Practically speaking, it's related to the fact that many statistical distributions involve an exponential function. For example, you can find where the maximum of a Gaussian distribution K*exp^(-s_0*(x-x_0)^2) occurs by solving the mathematically less complex problem (if we're going through the whole formal process of taking derivatives and finding equation roots) of finding where the maximum of its logarithm K-s_0*(x-x_0)^2 occurs.
This leads to many places where "take the logarithm of both sides" is a standard step in an optimization calculation.
Also, computationally, when you are optimizing likelihood functions that may involve many multiplicative terms, adding logarithms of small floating-point numbers is less likely to cause numerical problems than multiplying small floating point numbers together is.

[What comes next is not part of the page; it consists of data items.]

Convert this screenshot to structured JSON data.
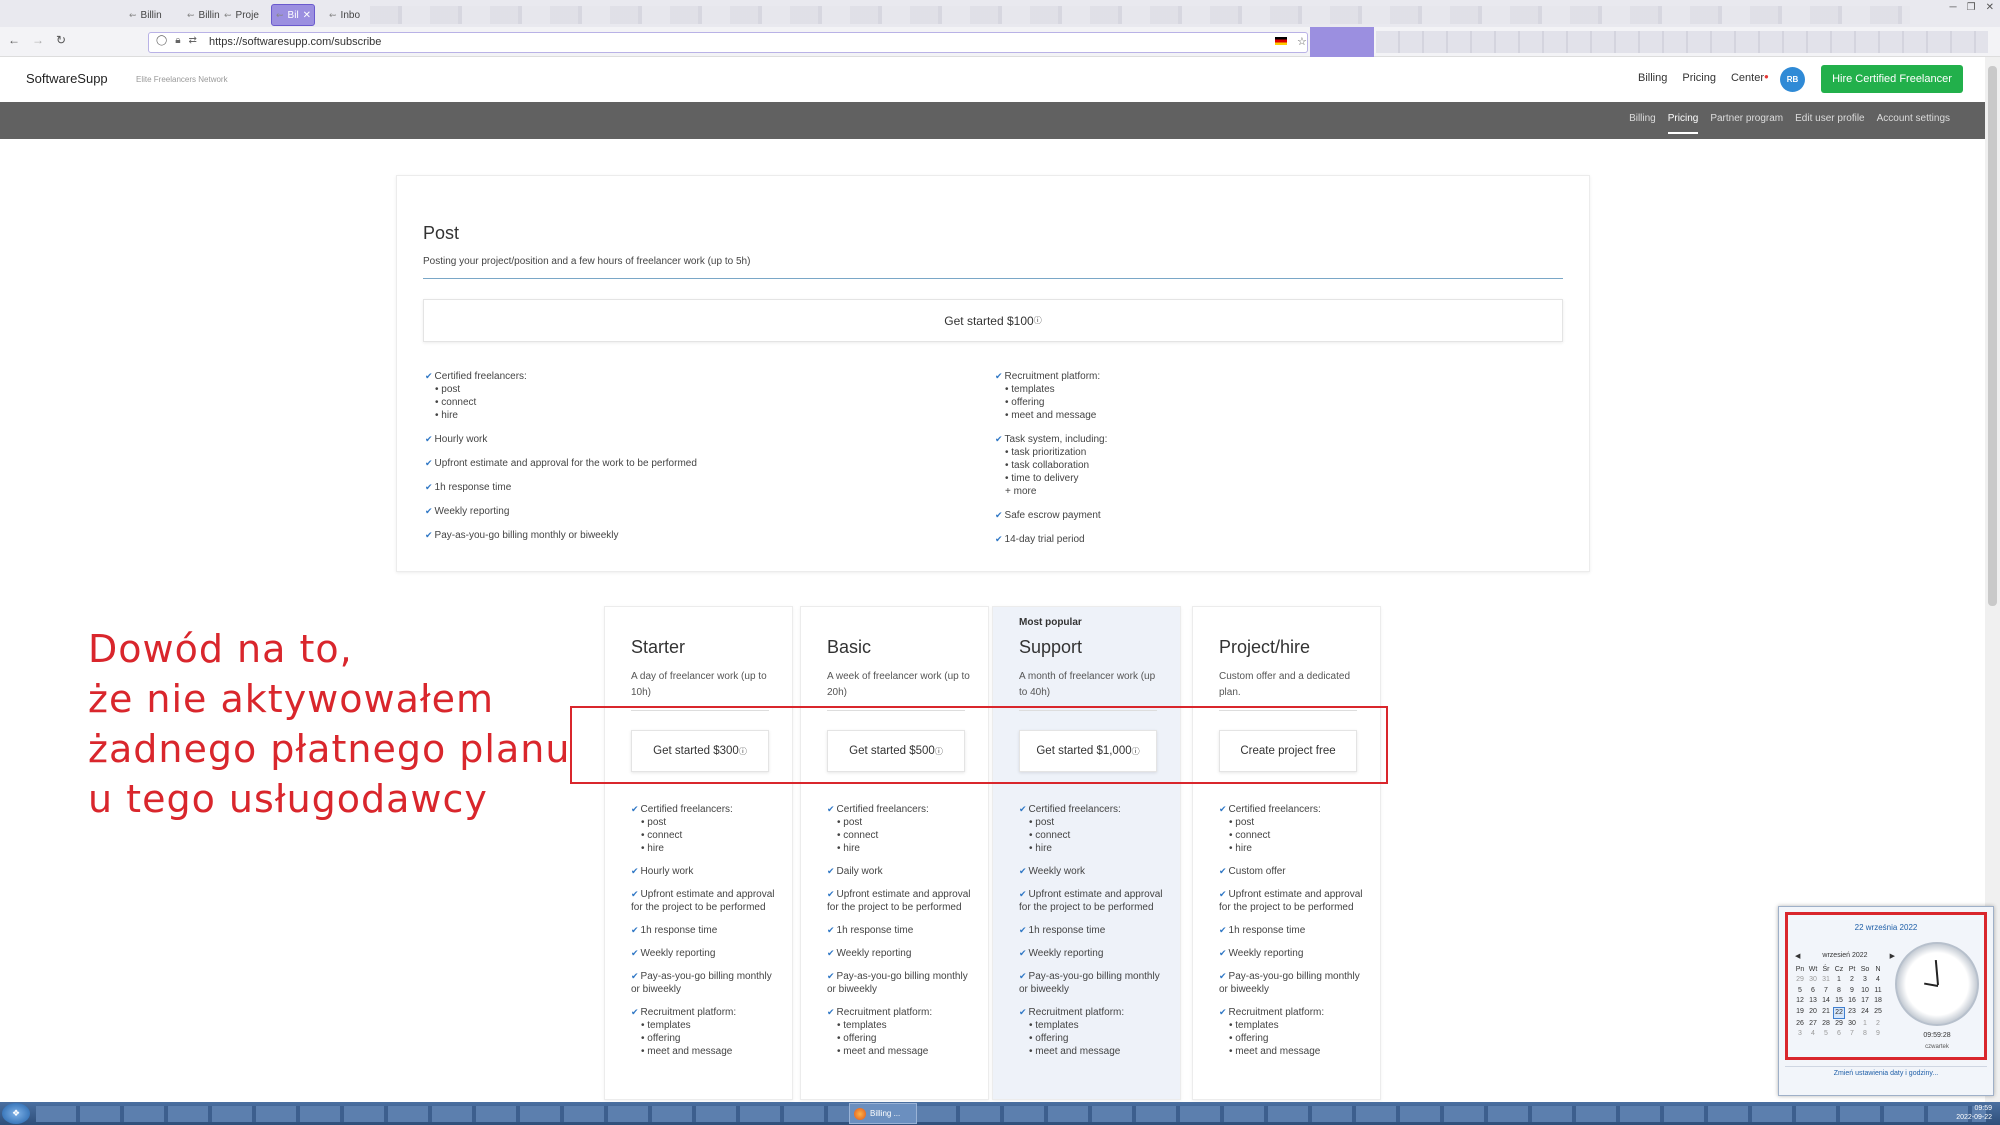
{
  "browser": {
    "tabs": [
      {
        "label": "Billin",
        "active": false
      },
      {
        "label": "Billin",
        "active": false
      },
      {
        "label": "Proje",
        "active": false
      },
      {
        "label": "Bil",
        "active": true
      },
      {
        "label": "Inbo",
        "active": false
      }
    ],
    "url": "https://softwaresupp.com/subscribe"
  },
  "header": {
    "brand": "SoftwareSupp",
    "tagline": "Elite Freelancers Network",
    "nav": [
      "Billing",
      "Pricing",
      "Center"
    ],
    "avatar_initials": "RB",
    "hire_button": "Hire Certified Freelancer"
  },
  "subnav": {
    "items": [
      "Billing",
      "Pricing",
      "Partner program",
      "Edit user profile",
      "Account settings"
    ],
    "active": "Pricing"
  },
  "post_plan": {
    "title": "Post",
    "description": "Posting your project/position and a few hours of freelancer work (up to 5h)",
    "button": "Get started $100",
    "features_left": [
      {
        "label": "Certified freelancers:",
        "sub": [
          "• post",
          "• connect",
          "• hire"
        ]
      },
      {
        "label": "Hourly work",
        "sub": []
      },
      {
        "label": "Upfront estimate and approval for the work to be performed",
        "sub": []
      },
      {
        "label": "1h response time",
        "sub": []
      },
      {
        "label": "Weekly reporting",
        "sub": []
      },
      {
        "label": "Pay-as-you-go billing monthly or biweekly",
        "sub": []
      }
    ],
    "features_right": [
      {
        "label": "Recruitment platform:",
        "sub": [
          "• templates",
          "• offering",
          "• meet and message"
        ]
      },
      {
        "label": "Task system, including:",
        "sub": [
          "• task prioritization",
          "• task collaboration",
          "• time to delivery",
          "+ more"
        ]
      },
      {
        "label": "Safe escrow payment",
        "sub": []
      },
      {
        "label": "14-day trial period",
        "sub": []
      }
    ]
  },
  "plans": [
    {
      "name": "Starter",
      "popular": "",
      "description": "A day of freelancer work (up to 10h)",
      "button": "Get started $300",
      "info": true,
      "features": [
        {
          "label": "Certified freelancers:",
          "sub": [
            "• post",
            "• connect",
            "• hire"
          ]
        },
        {
          "label": "Hourly work",
          "sub": []
        },
        {
          "label": "Upfront estimate and approval for the project to be performed",
          "sub": []
        },
        {
          "label": "1h response time",
          "sub": []
        },
        {
          "label": "Weekly reporting",
          "sub": []
        },
        {
          "label": "Pay-as-you-go billing monthly or biweekly",
          "sub": []
        },
        {
          "label": "Recruitment platform:",
          "sub": [
            "• templates",
            "• offering",
            "• meet and message"
          ]
        }
      ]
    },
    {
      "name": "Basic",
      "popular": "",
      "description": "A week of freelancer work (up to 20h)",
      "button": "Get started $500",
      "info": true,
      "features": [
        {
          "label": "Certified freelancers:",
          "sub": [
            "• post",
            "• connect",
            "• hire"
          ]
        },
        {
          "label": "Daily work",
          "sub": []
        },
        {
          "label": "Upfront estimate and approval for the project to be performed",
          "sub": []
        },
        {
          "label": "1h response time",
          "sub": []
        },
        {
          "label": "Weekly reporting",
          "sub": []
        },
        {
          "label": "Pay-as-you-go billing monthly or biweekly",
          "sub": []
        },
        {
          "label": "Recruitment platform:",
          "sub": [
            "• templates",
            "• offering",
            "• meet and message"
          ]
        }
      ]
    },
    {
      "name": "Support",
      "popular": "Most popular",
      "description": "A month of freelancer work (up to 40h)",
      "button": "Get started $1,000",
      "info": true,
      "features": [
        {
          "label": "Certified freelancers:",
          "sub": [
            "• post",
            "• connect",
            "• hire"
          ]
        },
        {
          "label": "Weekly work",
          "sub": []
        },
        {
          "label": "Upfront estimate and approval for the project to be performed",
          "sub": []
        },
        {
          "label": "1h response time",
          "sub": []
        },
        {
          "label": "Weekly reporting",
          "sub": []
        },
        {
          "label": "Pay-as-you-go billing monthly or biweekly",
          "sub": []
        },
        {
          "label": "Recruitment platform:",
          "sub": [
            "• templates",
            "• offering",
            "• meet and message"
          ]
        }
      ]
    },
    {
      "name": "Project/hire",
      "popular": "",
      "description": "Custom offer and a dedicated plan.",
      "button": "Create project free",
      "info": false,
      "features": [
        {
          "label": "Certified freelancers:",
          "sub": [
            "• post",
            "• connect",
            "• hire"
          ]
        },
        {
          "label": "Custom offer",
          "sub": []
        },
        {
          "label": "Upfront estimate and approval for the project to be performed",
          "sub": []
        },
        {
          "label": "1h response time",
          "sub": []
        },
        {
          "label": "Weekly reporting",
          "sub": []
        },
        {
          "label": "Pay-as-you-go billing monthly or biweekly",
          "sub": []
        },
        {
          "label": "Recruitment platform:",
          "sub": [
            "• templates",
            "• offering",
            "• meet and message"
          ]
        }
      ]
    }
  ],
  "annotation": {
    "lines": [
      "Dowód na to,",
      "że nie aktywowałem",
      "żadnego płatnego planu",
      "u tego usługodawcy"
    ],
    "color": "#d9262c"
  },
  "taskbar": {
    "firefox_label": "Billing ...",
    "time": "09:59",
    "date": "2022-09-22"
  },
  "calendar": {
    "full_date": "22 września 2022",
    "month": "wrzesień 2022",
    "weekdays": [
      "Pn",
      "Wt",
      "Śr",
      "Cz",
      "Pt",
      "So",
      "N"
    ],
    "weeks": [
      [
        "29",
        "30",
        "31",
        "1",
        "2",
        "3",
        "4"
      ],
      [
        "5",
        "6",
        "7",
        "8",
        "9",
        "10",
        "11"
      ],
      [
        "12",
        "13",
        "14",
        "15",
        "16",
        "17",
        "18"
      ],
      [
        "19",
        "20",
        "21",
        "22",
        "23",
        "24",
        "25"
      ],
      [
        "26",
        "27",
        "28",
        "29",
        "30",
        "1",
        "2"
      ],
      [
        "3",
        "4",
        "5",
        "6",
        "7",
        "8",
        "9"
      ]
    ],
    "today": "22",
    "clock_time": "09:59:28",
    "weekday": "czwartek",
    "change_link": "Zmień ustawienia daty i godziny..."
  }
}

I have a polynomial of order N (where N is even). This polynomial is equal to minus infinity for x minus/plus infinity (thus it has a maximum). What I am doing right now is taking the derivative of the polynomial by using polyder then finding the roots of the N-1 th order polynomial by using the roots function in Matlab which returns N-1 solutions. Then I am picking the real root that really maximizes the polynomial. The problem is that I am updating my polynomial a lot and at each time step I am using the above procedure to find the maximizer. Therefore, the roots function takes too much of a computation time making my application slow. Is there a way either in Matlab or a proposed algorithm that does this maximization in a computationally efficient fashion( i.e. just finding one solution instead of N-1 solutions)? Thanks.
Edit: I would also like to know whether there is a routine in Matlab that only returns the real roots instead of
roots which returns all real/complex ones.
I think that you are probably out of luck. If the coefficients of the polynomial change at every time step in an arbitrary fashion, then ultimately you are faced with a distinct and unrelated optimisation problem at every stage. There is insufficient information available to consider calculating just a subset of roots of the derivative polynomial - how could you know which derivative root provides the maximum stationary point of the polynomial without comparing the function value at ALL of the derivative roots?? If your polynomial coefficients were being perturbed at each step by only a (bounded) small amount or in a predictable manner, then it is conceivable that you would be able to try something iterative to refine the solution at each step (for example something crude such as using your previous roots as starting point of a new set of newton iterations to identify the updated derivative roots), but the question does not suggest that this is in fact the case so I am just guessing. I could be completely wrong here but you might just be out of luck in getting something faster unless you can provide more information of have some kind of relationship between the polynomials generated at each step.
There is a file exchange submission by Steve Morris which finds all real roots of functions on a given interval. It does so by interpolating the polynomial by a Chebychev polynomial, and finding its roots.
You can modify the eig evaluation of the companion matrix in there, to eigs. This allows you to find only one (or a few) roots and save time (there's a fair chance it's also possible to compute the roots or extrema of a Chebychev analytically, although I could not find a good reference for that (or even a bad one for that matter...)).
Another attempt that you can make in speeding things up, is to note that polyder does nothing more than
Pprime = (numel(P)-1:-1:1) .* P(1:end-1);
for your polynomial P. Also, roots does nothing more than find the eigenvalues of the companion matrix, so you could find these eigenvalues yourself, which prevents a call to roots. This could both be beneficial, because calls to non-builtin functions inside a loop prevent Matlab's JIT compiler from translating the loop to machine language. This could otherwise give you a large speed gain (factors of 100 or more are not uncommon).